Im Ergebnis gilt somit für die steuerliche Abzugsfähigkeit des gegenständlichen Fremdwährungsverlustes dasselbe wie für den Fremdwährungsverlust iZm einer Dividendenausschüttung. Auch der Fremdwährungsverlust iZm einer Darlehensrückzahlung ergibt sich aus einer Marktentwicklung, die in keinem unmittelbaren wirtschaftlichen Zusammenhang mit den steuerfreien Beteiligungserträgen steht, auch wenn der Grund für die Gewährung des Darlehens unmittelbar in der Finanzierung der Ausschüttung liegt. Die Revision wurde zugelassen und ist bereits eingelangt.
Conclusio
Die steuerliche Abzugsfähigkeit von Fremdwährungsverlusten iZm einer Dividendenausschüttung ist ein Thema, welches die Literatur bereits länger beschäftigt und bis heute uneinheitlich gesehen wird.
Kirchmayr ist etwa, wie das BFG, der Ansicht, dass die Rsp des BFH auch für die österreichische Rechtslage überzeugend ist. Fremdwährungsergebnisse können nämlich zwischen den Gesellschaftern aufgrund individueller „Fremdwährungsbewirtschaftung“ verschieden ausfallen, wobei in allen Fällen die Wechselkursergebnisse mit der Beteiligung nicht kausal verbunden sind (Kirchmayr, § 10 KStG: Ausschüttungen in Fremdwährung, taxlex 2011, 357 [357]).

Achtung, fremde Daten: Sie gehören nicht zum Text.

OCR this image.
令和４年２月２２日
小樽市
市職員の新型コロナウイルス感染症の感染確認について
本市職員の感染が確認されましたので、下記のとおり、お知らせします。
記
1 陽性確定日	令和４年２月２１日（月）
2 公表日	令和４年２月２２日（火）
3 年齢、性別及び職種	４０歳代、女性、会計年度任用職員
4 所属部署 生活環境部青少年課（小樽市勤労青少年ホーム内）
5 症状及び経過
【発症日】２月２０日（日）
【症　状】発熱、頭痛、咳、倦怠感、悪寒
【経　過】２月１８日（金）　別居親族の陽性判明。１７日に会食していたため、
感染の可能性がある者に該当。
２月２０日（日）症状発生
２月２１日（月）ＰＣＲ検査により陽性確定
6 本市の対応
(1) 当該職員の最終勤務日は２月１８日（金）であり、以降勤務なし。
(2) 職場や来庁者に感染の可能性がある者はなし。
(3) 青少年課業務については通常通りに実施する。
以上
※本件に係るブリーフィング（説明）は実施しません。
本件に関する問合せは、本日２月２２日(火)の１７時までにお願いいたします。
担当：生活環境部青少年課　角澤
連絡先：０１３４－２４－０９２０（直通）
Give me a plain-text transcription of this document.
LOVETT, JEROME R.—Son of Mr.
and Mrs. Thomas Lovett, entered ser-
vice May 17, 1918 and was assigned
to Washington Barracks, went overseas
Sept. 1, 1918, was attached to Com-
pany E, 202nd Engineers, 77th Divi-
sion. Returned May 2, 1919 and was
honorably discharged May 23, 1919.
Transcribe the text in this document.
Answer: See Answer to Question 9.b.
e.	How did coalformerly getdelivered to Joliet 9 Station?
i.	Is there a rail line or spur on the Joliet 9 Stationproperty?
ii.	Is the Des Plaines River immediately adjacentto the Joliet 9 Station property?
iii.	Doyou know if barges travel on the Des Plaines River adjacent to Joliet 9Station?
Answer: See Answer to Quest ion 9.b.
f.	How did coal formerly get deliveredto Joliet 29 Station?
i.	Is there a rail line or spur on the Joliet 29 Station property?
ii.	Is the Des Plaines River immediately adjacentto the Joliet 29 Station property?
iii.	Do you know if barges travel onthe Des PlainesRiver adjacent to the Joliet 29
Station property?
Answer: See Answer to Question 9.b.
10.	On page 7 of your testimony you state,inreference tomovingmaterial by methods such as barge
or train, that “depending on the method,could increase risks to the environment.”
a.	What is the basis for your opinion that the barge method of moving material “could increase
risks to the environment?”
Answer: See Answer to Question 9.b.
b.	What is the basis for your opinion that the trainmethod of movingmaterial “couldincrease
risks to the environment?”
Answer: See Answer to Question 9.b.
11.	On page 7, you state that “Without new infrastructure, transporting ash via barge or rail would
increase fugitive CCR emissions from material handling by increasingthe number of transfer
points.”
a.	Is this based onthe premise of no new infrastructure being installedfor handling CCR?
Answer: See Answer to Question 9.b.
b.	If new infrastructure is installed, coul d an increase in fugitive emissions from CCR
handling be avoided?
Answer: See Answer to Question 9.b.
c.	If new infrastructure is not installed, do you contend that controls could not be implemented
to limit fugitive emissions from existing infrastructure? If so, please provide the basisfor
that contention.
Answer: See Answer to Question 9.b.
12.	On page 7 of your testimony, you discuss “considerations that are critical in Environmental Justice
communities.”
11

Für die Ansicht des BFG spricht weiters, dass der Empfänger der Dividende ab dem Realisationszeitpunkt über die Ausschüttungsforderung – als selbstständiges Wirtschaftsgut – verfügen kann. Das bedeutet, dass er sich gegen etwaige Kursschwankungen absichern kann und ihm sogar die Möglichkeit der Veräußerung offensteht, weswegen sich die im Endeffekt realisierten Fremdwährungsergebnisse nicht zwingend auf den Dividendenempfänger, dem im Realisationszeitpunkt die Beteiligungsertragsbefreiung des § 10 KStG 1988 zugutekam, auswirken. Zudem kann eine Parallele zur steuerlichen Handhabung von Wechselkursverlusten iZm Fremdwährungskrediten gezogen werden. Es besteht zwischen einer Dividendenforderung und dem Fremdwährungsergebnis ein engerer Zusammenhang als zwischen den Fremdwährungsergebnissen und einem Fremdwährungskredit (zB zur Finanzierung der Anschaffung einer internationalen Schachtelbeteiligung). Fremdwährungsverluste aus Krediten werden vom VwGH als Betriebsausgaben angesehen, da der Fremdwährungskredit zum Betriebsvermögen gehört und keinen unmittelbar wirtschaftlichen Zusammenhang zu einer sich ebenfalls im Betriebsvermögen befindenden internationalen Schachtelbeteiligung aufweist (VwGH 28. 10. 2009, 2008/15/0051). Erträge aus Dividenden werden im Aktivierungszeitpunkt auf jeden Fall realisiert, wohingegen es für den Eintritt von Kursgewinnen und -verlusten auf die Marktentwicklung ankommt. Aufgrund dessen mangelt es bei der Ermittlung des Gewinnes mittels eines Betriebsvermögensvergleichs dem Eintritt der Kursergebnisse an der, für den VwGH (VwGH 28. 10. 2009, 2008/15/0051) relevanten, Zwangsläufigkeit (Mechtler, Realisationszeitpunkt ausländischer Dividenden, ÖStZ 2016, 264 [269 f]).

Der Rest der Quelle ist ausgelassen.